If your model data is available on a locally mounted disk, we recommend creating symlinks that have the needed filenames and point to the data, rather than making copies of the files. For example,

% mkdir -p inputdata/model/my_new_experiment/day
% ln -s $path_to_file/pr_day_GFDL-ESM4_historical_r1i1p1f1_gr1_20100101-20141231.nc inputdata/model/my_experiment/day/my_new_experiment.pr.day.nc

will create a link to the file in the first argument that can be accessed normally:

inputdata
├── model ( = $MODEL_DATA_ROOT)
│   ├── GFDL.CM4.c96L32.am4g10r8
│   ├── QBOi.EXP1.AMIP.001
│   └── my_new_experiment
│       └── day
│           └── my_new_experiment.pr.day.nc

3.2. Select the model’s variable name convention

The framework requires specifying a convention for variable names used in the model data. Currently recognized conventions are

We hope to offer support for the variable naming conventions of a wider range of models in the future. For the time being, please process output of models not on this list with CMOR to make them CF-compliant.

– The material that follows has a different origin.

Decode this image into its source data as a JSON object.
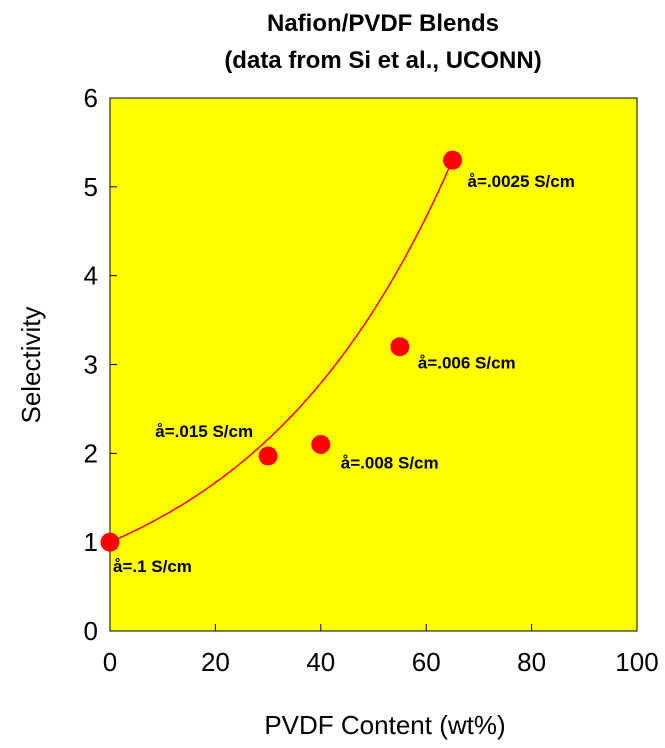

Alternatively, the framework will load any lookup tables of the form src/fieldlist_$convention.jsonc and use them for variable name conversion. Users can add new files in this format to specify new conventions. For example, in src/fieldlist_CESM.jsonc the line "pr_var" : "PRECT" means that the CESM name for the precipitation rate is PRECT (case sensitive). In addition, "pr_conversion_factor" : 1000 specifies the conversion factor to CF standard units for this variable.

3.3. Running the code on your data

After adding your model data to the directory hierarchy as described above, you can run the framework on that data using the following options. These can either be set in the caselist section of the configuration input file (see src/default_tests.jsonc for an example/template), or individually as command-line flags (e.g., --CASENAME my_new_experiment). Required settings are:

  • CASENAME should be the same string used to label your model run.

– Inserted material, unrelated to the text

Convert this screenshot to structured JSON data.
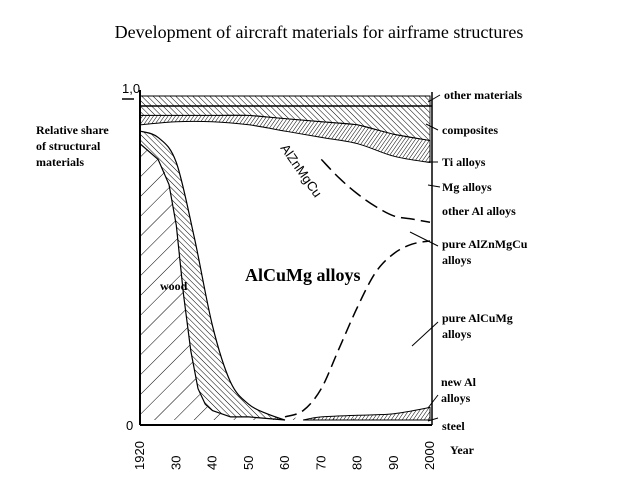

  • convention describes the variable naming convention your model uses, determined in the previous section.

  • FIRSTYR and LASTYR specify the analysis period.

  • model and experiment are recorded if given, but not currently used.

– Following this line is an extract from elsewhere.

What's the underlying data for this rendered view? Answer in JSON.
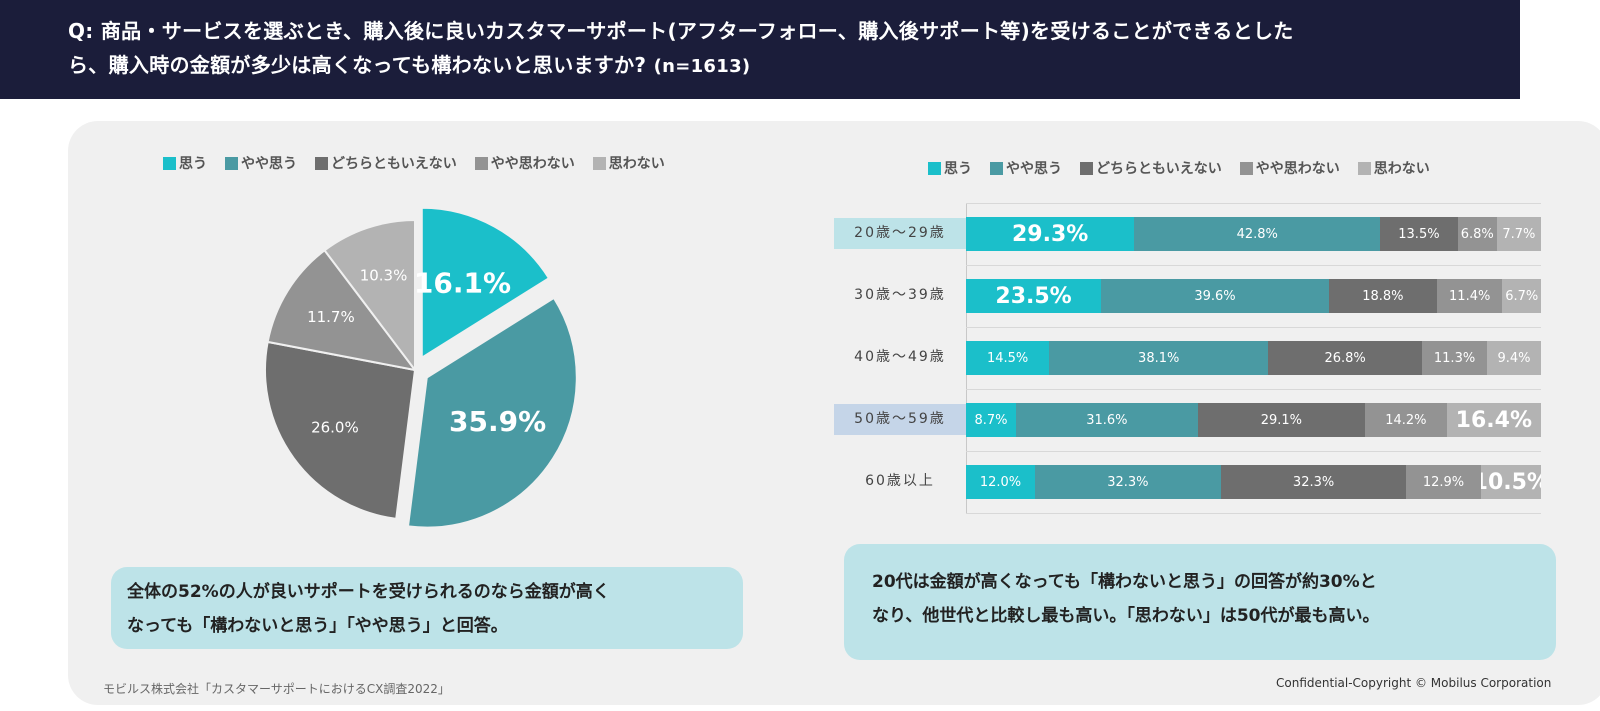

When the framework is run, it determines whether the data each POD needs to run is present in the model data being provided. Specifically, the model must provide all variables needed by a POD at the required frequency. Consult the documentation for a POD to determine the data it requires.

If the framework can’t find data requested by a POD, an error message will be logged in place of that POD’s output that should help you diagnose the problem. We hope to add the ability to transform data (eg, to average daily data to monthly frequency) in order to simplify this process.

3.4. Other framework settings

The paths to input and output data (described in Configure framework paths) only need to be modified if the corresponding data is moved, or if you’d like to send output to a new location. Note that the framework doesn’t retain default values for paths, so if you don’t specify a configuration file, all required paths will need to be given explicitly on the command line.

Other relevant flags controlling the framework’s output are:

  • save_ps: set to true to retain the vector .eps figures generated by PODs, in addition to the bitmap images linked to from the webpage.

  • save_nc: set to true to retain netcdf files of any data output at intermediate steps by PODs for further analysis.

  • make_variab_tar: set to true to save the entire output directory as a .tar file, for archival or file transfer purposes.

  • overwrite: set to true to overwrite previous framework output in $OUTPUT_DIR. By default, output with the same CASENAME and date range is assigned a unique name to ensure preexisting results are never overwritten.

These can be set as command-line flags each time the framework is run (e.g.,. --save_ps), or as true/false values in the input file ("save_ps": true). Note that true and false in JSON must be written all lowercase, with no quotes.

3.5. Modifying POD settings

Individual PODs may provide user-configurable options in the "pod_env_vars" section of their settings.jsonc file, which is located in each POD’s source code directory under /diagnostics. These only need to be changed in rare or specific cases. Consult the POD’s documentation for details.